Escrever é ventilar

Carlaprates
Clube da Escrita Afetuosa
2 min readDec 31, 2021

Eu me lembro de uma frase de Quintana que diz mais ou menos assim: quem lê um poema abre uma janela. Lembro também que muitas vezes na vida eu me deparei com a necessidade de abrir janelas, de respirar um ar que entrasse por mim. E, ao estar dentro de mim, pudesse ressoar transcendência.

A minha interpretação para a janela de Quintana é particular. Entendo a janela como as palavras e o texto derramado pela sua abertura, como o ar. E esse respiro profundo é o que permite acalanto para as dores da minha alma.

Desde pequena, não costumo dividir minhas dores com os outros. Não sei se por falta de confiança. Medo de parecer boba ou vulnerável. O mais profundo das minhas dores e desencontros carrego comigo, sozinha. No mais oculto que posso dedicar.

Costumava me esconder embaixo da cama. Fechar a porta do quarto com a chave. Ficar ali por horas, chorando. As lágrimas, assim como as palavras, como minhas únicas companheiras possíveis. Permitidas. Ninguém mais.

Revivendo esse aspecto da minha vida, recordei que muitas vezes tentei falar para os meus pais sobre meus problemas. Mas eles tinham os seus próprios e eram tão grandes, que pouco conseguiam escutar. Meus irmãos, meninos levados e objetivos, muito menos. Não sei se era assim, mas na minha imaginação: eu começava a desabar problemas e já na segunda frase eles saiam atrás da bola ou a buscar aventuras na rua de casa.

Naquela época a gente brincava na rua. E era aonde aconteciam as coisas mais maravilhosas da idade. Trocar a rua pelos reclames da irmã canceriana? Sem condições! Eu compreendo! Meus pais também merecem entendimento, levaram uma vida muito dura. Passaram fome, viviam em uma casa em um bairro com enchente, sustentavam 3 filhos…

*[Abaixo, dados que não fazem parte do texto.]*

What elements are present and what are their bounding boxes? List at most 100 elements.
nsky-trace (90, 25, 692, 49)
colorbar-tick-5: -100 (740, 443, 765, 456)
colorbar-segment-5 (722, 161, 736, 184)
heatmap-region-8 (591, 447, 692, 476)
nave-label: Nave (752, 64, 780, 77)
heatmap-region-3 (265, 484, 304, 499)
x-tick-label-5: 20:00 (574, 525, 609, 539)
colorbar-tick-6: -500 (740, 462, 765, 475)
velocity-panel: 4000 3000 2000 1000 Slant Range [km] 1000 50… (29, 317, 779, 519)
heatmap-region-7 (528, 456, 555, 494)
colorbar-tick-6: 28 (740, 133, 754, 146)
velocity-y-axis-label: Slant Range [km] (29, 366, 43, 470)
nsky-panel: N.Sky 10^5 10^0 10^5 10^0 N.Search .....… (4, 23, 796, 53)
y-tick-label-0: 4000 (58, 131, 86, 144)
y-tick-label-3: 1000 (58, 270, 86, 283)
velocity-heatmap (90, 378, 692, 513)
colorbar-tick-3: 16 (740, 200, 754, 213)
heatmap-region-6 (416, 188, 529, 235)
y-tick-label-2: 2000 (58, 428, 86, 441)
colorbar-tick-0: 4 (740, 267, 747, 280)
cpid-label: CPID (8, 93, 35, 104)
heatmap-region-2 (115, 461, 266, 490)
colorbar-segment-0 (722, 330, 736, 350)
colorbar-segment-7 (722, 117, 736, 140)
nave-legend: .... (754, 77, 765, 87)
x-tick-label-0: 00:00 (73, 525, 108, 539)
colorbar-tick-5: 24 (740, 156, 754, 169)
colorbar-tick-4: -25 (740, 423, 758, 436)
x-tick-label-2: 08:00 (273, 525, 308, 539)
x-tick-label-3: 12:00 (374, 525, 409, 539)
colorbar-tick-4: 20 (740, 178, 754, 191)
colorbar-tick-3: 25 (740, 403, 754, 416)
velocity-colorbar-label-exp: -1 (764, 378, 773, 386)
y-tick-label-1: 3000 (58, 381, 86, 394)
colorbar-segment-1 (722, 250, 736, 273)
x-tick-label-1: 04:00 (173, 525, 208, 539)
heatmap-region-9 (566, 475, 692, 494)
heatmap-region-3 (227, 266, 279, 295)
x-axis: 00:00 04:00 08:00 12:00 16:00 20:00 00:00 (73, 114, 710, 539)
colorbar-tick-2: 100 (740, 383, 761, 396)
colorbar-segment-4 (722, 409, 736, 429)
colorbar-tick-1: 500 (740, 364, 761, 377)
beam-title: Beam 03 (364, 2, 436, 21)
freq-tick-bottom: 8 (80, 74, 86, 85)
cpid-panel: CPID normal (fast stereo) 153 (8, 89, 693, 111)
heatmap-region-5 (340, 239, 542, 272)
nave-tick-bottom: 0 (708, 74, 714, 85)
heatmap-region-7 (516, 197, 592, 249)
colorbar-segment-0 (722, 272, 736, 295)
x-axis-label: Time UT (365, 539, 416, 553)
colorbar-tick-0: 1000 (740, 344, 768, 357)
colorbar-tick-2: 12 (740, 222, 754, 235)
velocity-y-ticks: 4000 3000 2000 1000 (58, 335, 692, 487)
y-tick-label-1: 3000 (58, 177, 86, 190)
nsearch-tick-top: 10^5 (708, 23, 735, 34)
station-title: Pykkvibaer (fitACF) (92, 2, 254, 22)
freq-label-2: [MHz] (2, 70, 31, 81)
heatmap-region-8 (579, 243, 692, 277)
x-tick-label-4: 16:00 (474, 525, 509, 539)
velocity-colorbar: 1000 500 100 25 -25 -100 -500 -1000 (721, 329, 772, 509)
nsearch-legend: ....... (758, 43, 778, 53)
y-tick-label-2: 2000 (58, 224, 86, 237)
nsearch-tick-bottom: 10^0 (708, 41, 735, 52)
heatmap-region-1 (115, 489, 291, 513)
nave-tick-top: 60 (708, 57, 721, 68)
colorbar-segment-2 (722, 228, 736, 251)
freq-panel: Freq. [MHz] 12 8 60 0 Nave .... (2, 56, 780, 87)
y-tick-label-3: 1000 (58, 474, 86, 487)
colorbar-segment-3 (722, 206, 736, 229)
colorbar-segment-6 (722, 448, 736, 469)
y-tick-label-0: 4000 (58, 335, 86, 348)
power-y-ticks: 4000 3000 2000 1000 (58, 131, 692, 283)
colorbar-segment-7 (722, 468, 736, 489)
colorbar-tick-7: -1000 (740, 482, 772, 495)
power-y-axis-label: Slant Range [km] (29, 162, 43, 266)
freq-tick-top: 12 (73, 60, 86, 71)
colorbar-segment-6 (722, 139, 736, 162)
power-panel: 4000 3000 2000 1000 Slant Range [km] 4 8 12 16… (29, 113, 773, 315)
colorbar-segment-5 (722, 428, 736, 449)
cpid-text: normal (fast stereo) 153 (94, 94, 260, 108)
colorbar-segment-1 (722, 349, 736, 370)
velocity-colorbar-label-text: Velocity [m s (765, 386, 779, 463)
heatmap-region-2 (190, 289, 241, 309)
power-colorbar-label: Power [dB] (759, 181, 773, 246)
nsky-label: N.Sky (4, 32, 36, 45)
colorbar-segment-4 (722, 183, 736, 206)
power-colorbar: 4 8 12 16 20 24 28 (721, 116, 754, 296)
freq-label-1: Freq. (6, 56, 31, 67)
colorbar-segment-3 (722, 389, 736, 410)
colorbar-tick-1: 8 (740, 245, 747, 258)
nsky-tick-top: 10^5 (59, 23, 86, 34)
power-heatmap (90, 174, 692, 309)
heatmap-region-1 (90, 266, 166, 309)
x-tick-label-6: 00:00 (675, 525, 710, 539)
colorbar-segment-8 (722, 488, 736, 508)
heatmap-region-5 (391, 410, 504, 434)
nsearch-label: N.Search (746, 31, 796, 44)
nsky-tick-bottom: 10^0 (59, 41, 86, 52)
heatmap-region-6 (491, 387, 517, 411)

Qual a solução para mim? Aprendi com mérito a me calar. A ficar comigo mesma digerindo meus anseios, medos. Por vezes, torturas cíclicas. Pensamentos recorrentes que me tiravam a paz. O jeito foi criar rituais que me preenchessem. Talvez o meu maior receio seja o de não ser escutada novamente. Daí, escrever se tornou um lugar seguro.

Escrever é ventilar. Fechar os olhos e sentir o ar percorrendo o corpo. É respirar profundamente. Sentir-se ouvida no momento que mais preciso. Acolhimento. Um abraço apertado que vem do fundo da alma. Dos nossos ancestrais.

É janela que se abre para a mãe natureza derramar benção. E naquele momento que a palavra brota há um silêncio amoroso de conexão com meu profundo e abstrato. O que me é mais íntimo. Que surge assim como o vento. Levando em sua brisa o que não precisa mais ficar. Deixando só a compreensão do tempo.